Hear, hear! Which makes it all the greater shame when he takes this tack:
For a lot of people, the very phrase "creative nonfiction" is an oxymoron. There's nothing creative, they would say, about the truth. But the more you think about it, the more such an argument becomes specious or (worse) unsophisticated, a misunderstanding of how creative writing works.
... where he simply loses good manners points for condescension to those who don't feel truth is quite so elastic. But that's little more than bad manners. The real problem for us lies in this assertion:
The decision to tell a story is a fictionalizing impulse: to take the chaos of reality and shape it, looking for order, meaning, where none inherently exists. This is as true of memoir as it is of the novel.
We disagree with this on many levels. We suspect plenty of non-fiction writers would bristle at the notion that conveying a true story is animated by fictionalizing impulses. But on a deeper level, Ulin's just described the plight of both philosophers and physicists as well as writers, and the notion that looking for order somehow goes back to a fctionalizing impulse strikes us as wrong turn. We suspect that his underlying idea is that to erect a narrative framework sometimes requires a bit of literary spackle, but that's a far cry from a "fictionalizing impulse."

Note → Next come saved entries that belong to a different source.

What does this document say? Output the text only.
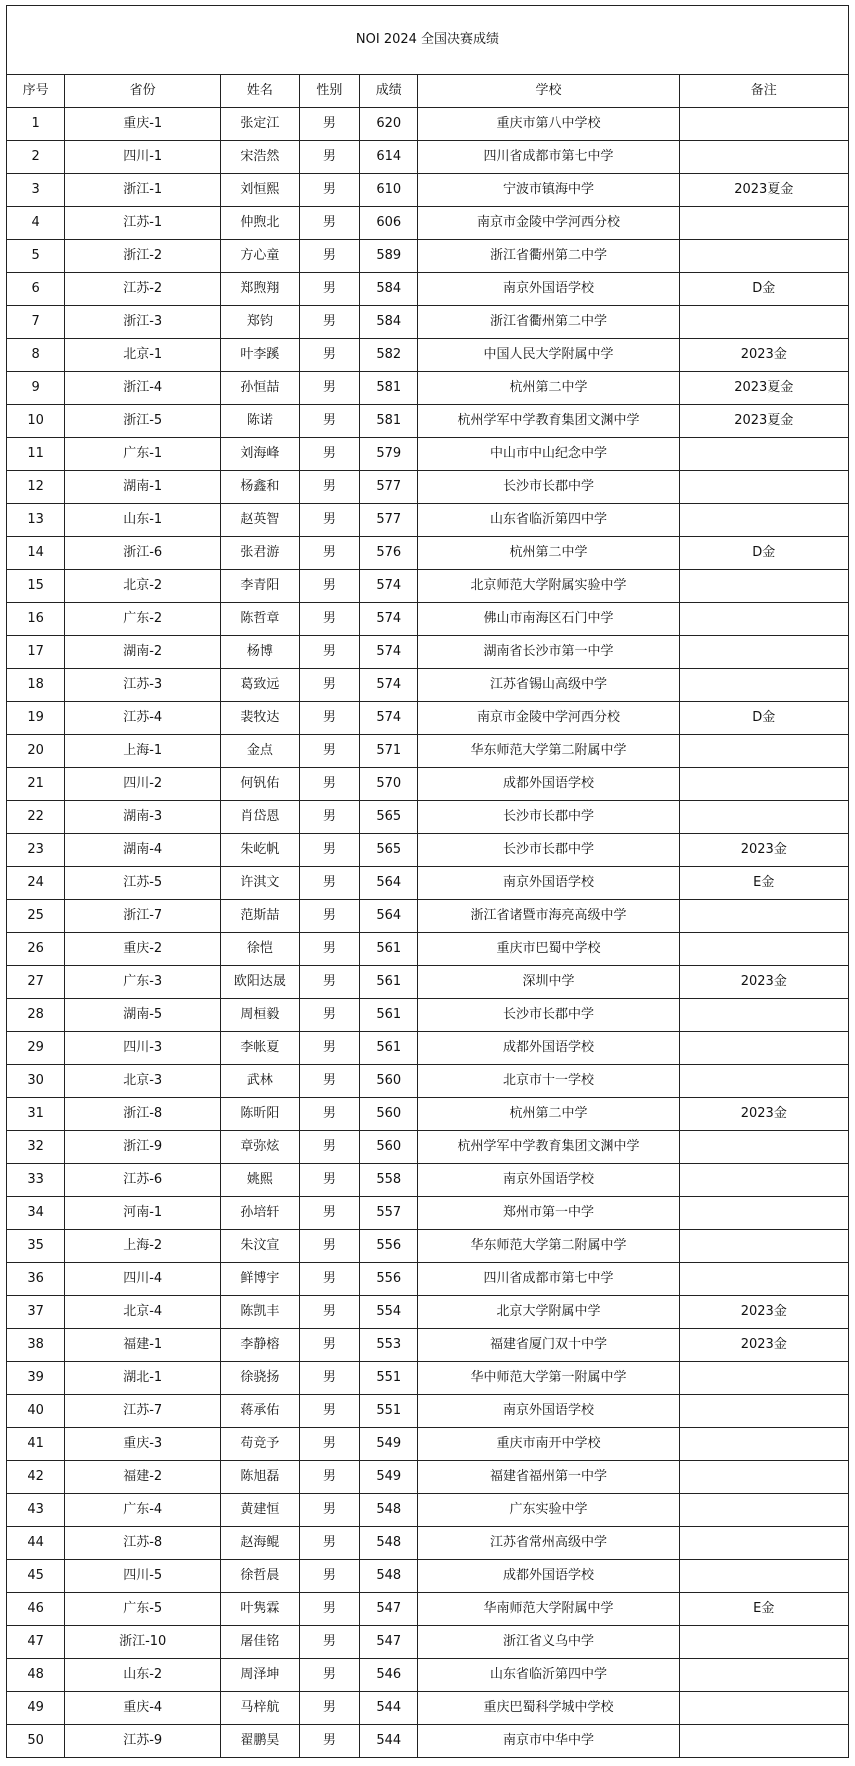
NOI 2024 全国决赛成绩						
序号	省份	姓名	性别	成绩	学校	备注
1	重庆-1	张定江	男	620	重庆市第八中学校	
2	四川-1	宋浩然	男	614	四川省成都市第七中学	
3	浙江-1	刘恒熙	男	610	宁波市镇海中学	2023夏金
4	江苏-1	仲煦北	男	606	南京市金陵中学河西分校	
5	浙江-2	方心童	男	589	浙江省衢州第二中学	
6	江苏-2	郑煦翔	男	584	南京外国语学校	D金
7	浙江-3	郑钧	男	584	浙江省衢州第二中学	
8	北京-1	叶李蹊	男	582	中国人民大学附属中学	2023金
9	浙江-4	孙恒喆	男	581	杭州第二中学	2023夏金
10	浙江-5	陈诺	男	581	杭州学军中学教育集团文渊中学	2023夏金
11	广东-1	刘海峰	男	579	中山市中山纪念中学	
12	湖南-1	杨鑫和	男	577	长沙市长郡中学	
13	山东-1	赵英智	男	577	山东省临沂第四中学	
14	浙江-6	张君游	男	576	杭州第二中学	D金
15	北京-2	李青阳	男	574	北京师范大学附属实验中学	
16	广东-2	陈哲章	男	574	佛山市南海区石门中学	
17	湖南-2	杨博	男	574	湖南省长沙市第一中学	
18	江苏-3	葛致远	男	574	江苏省锡山高级中学	
19	江苏-4	裴牧达	男	574	南京市金陵中学河西分校	D金
20	上海-1	金点	男	571	华东师范大学第二附属中学	
21	四川-2	何钒佑	男	570	成都外国语学校	
22	湖南-3	肖岱恩	男	565	长沙市长郡中学	
23	湖南-4	朱屹帆	男	565	长沙市长郡中学	2023金
24	江苏-5	许淇文	男	564	南京外国语学校	E金
25	浙江-7	范斯喆	男	564	浙江省诸暨市海亮高级中学	
26	重庆-2	徐恺	男	561	重庆市巴蜀中学校	
27	广东-3	欧阳达晟	男	561	深圳中学	2023金
28	湖南-5	周桓毅	男	561	长沙市长郡中学	
29	四川-3	李帐夏	男	561	成都外国语学校	
30	北京-3	武林	男	560	北京市十一学校	
31	浙江-8	陈昕阳	男	560	杭州第二中学	2023金
32	浙江-9	章弥炫	男	560	杭州学军中学教育集团文渊中学	
33	江苏-6	姚熙	男	558	南京外国语学校	
34	河南-1	孙培轩	男	557	郑州市第一中学	
35	上海-2	朱汶宣	男	556	华东师范大学第二附属中学	
36	四川-4	鲜博宇	男	556	四川省成都市第七中学	
37	北京-4	陈凯丰	男	554	北京大学附属中学	2023金
38	福建-1	李静榕	男	553	福建省厦门双十中学	2023金
39	湖北-1	徐骁扬	男	551	华中师范大学第一附属中学	
40	江苏-7	蒋承佑	男	551	南京外国语学校	
41	重庆-3	苟竞予	男	549	重庆市南开中学校	
42	福建-2	陈旭磊	男	549	福建省福州第一中学	
43	广东-4	黄建恒	男	548	广东实验中学	
44	江苏-8	赵海鲲	男	548	江苏省常州高级中学	
45	四川-5	徐哲晨	男	548	成都外国语学校	
46	广东-5	叶隽霖	男	547	华南师范大学附属中学	E金
47	浙江-10	屠佳铭	男	547	浙江省义乌中学	
48	山东-2	周泽坤	男	546	山东省临沂第四中学	
49	重庆-4	马梓航	男	544	重庆巴蜀科学城中学校	
50	江苏-9	翟鹏昊	男	544	南京市中华中学	
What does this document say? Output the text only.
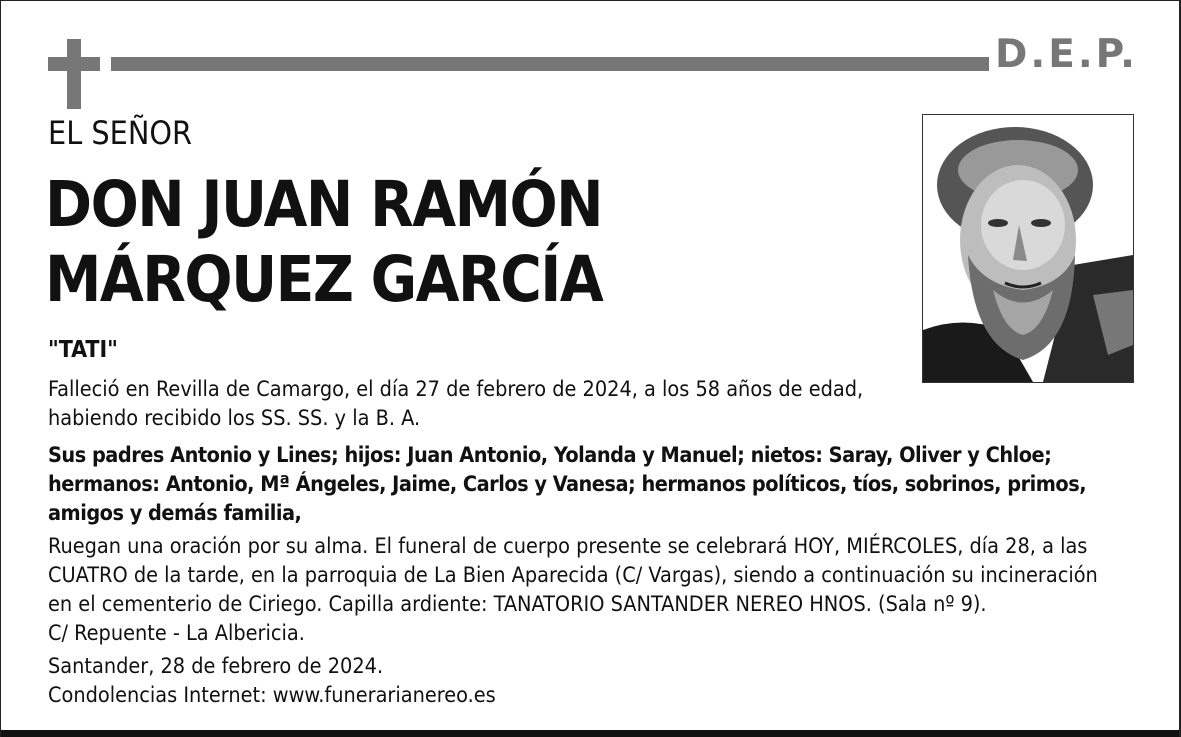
D.E.P.
EL SEÑOR
DON JUAN RAMÓN
MÁRQUEZ GARCÍA
"TATI"

Falleció en Revilla de Camargo, el día 27 de febrero de 2024, a los 58 años de edad,
habiendo recibido los SS. SS. y la B. A.

Sus padres Antonio y Lines; hijos: Juan Antonio, Yolanda y Manuel; nietos: Saray, Oliver y Chloe;
hermanos: Antonio, Mª Ángeles, Jaime, Carlos y Vanesa; hermanos políticos, tíos, sobrinos, primos,
amigos y demás familia,

Ruegan una oración por su alma. El funeral de cuerpo presente se celebrará HOY, MIÉRCOLES, día 28, a las
CUATRO de la tarde, en la parroquia de La Bien Aparecida (C/ Vargas), siendo a continuación su incineración
en el cementerio de Ciriego. Capilla ardiente: TANATORIO SANTANDER NEREO HNOS. (Sala nº 9).
C/ Repuente - La Albericia.

Santander, 28 de febrero de 2024.
Condolencias Internet: www.funerarianereo.es
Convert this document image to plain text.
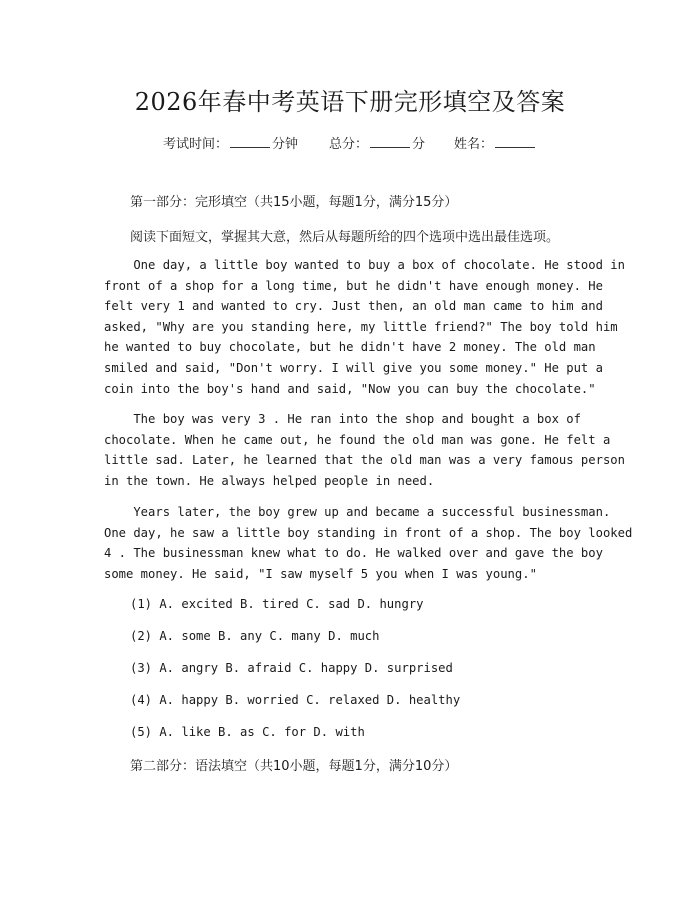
2026年春中考英语下册完形填空及答案
考试时间：	分钟 总分：	分 姓名：
第一部分：完形填空（共15小题，每题1分，满分15分）
阅读下面短文，掌握其大意，然后从每题所给的四个选项中选出最佳选项。
One day, a little boy wanted to buy a box of chocolate. He stood in
front of a shop for a long time, but he didn't have enough money. He
felt very 1 and wanted to cry. Just then, an old man came to him and
asked, "Why are you standing here, my little friend?" The boy told him
he wanted to buy chocolate, but he didn't have 2 money. The old man
smiled and said, "Don't worry. I will give you some money." He put a
coin into the boy's hand and said, "Now you can buy the chocolate."
The boy was very 3 . He ran into the shop and bought a box of
chocolate. When he came out, he found the old man was gone. He felt a
little sad. Later, he learned that the old man was a very famous person
in the town. He always helped people in need.
Years later, the boy grew up and became a successful businessman.
One day, he saw a little boy standing in front of a shop. The boy looked
4 . The businessman knew what to do. He walked over and gave the boy
some money. He said, "I saw myself 5 you when I was young."
(1) A. excited B. tired C. sad D. hungry
(2) A. some B. any C. many D. much
(3) A. angry B. afraid C. happy D. surprised
(4) A. happy B. worried C. relaxed D. healthy
(5) A. like B. as C. for D. with
第二部分：语法填空（共10小题，每题1分，满分10分）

But check it out - the L.A. Times has got us thinking and talking and arguing. Hence the positive grade of "B" even if we disagree with some of the finer points ...
GRADE: B. It's starting to gel. We'd like to see more fiction, the last of the terrible writers, and some real thought given to the identity of the publication ... But things strike us as being much better than they were last October when we checked out. Watch this space for more. (Note: The Sunday LATBR webpages have now been moved inside of the registration-heavy calendarlive.com.)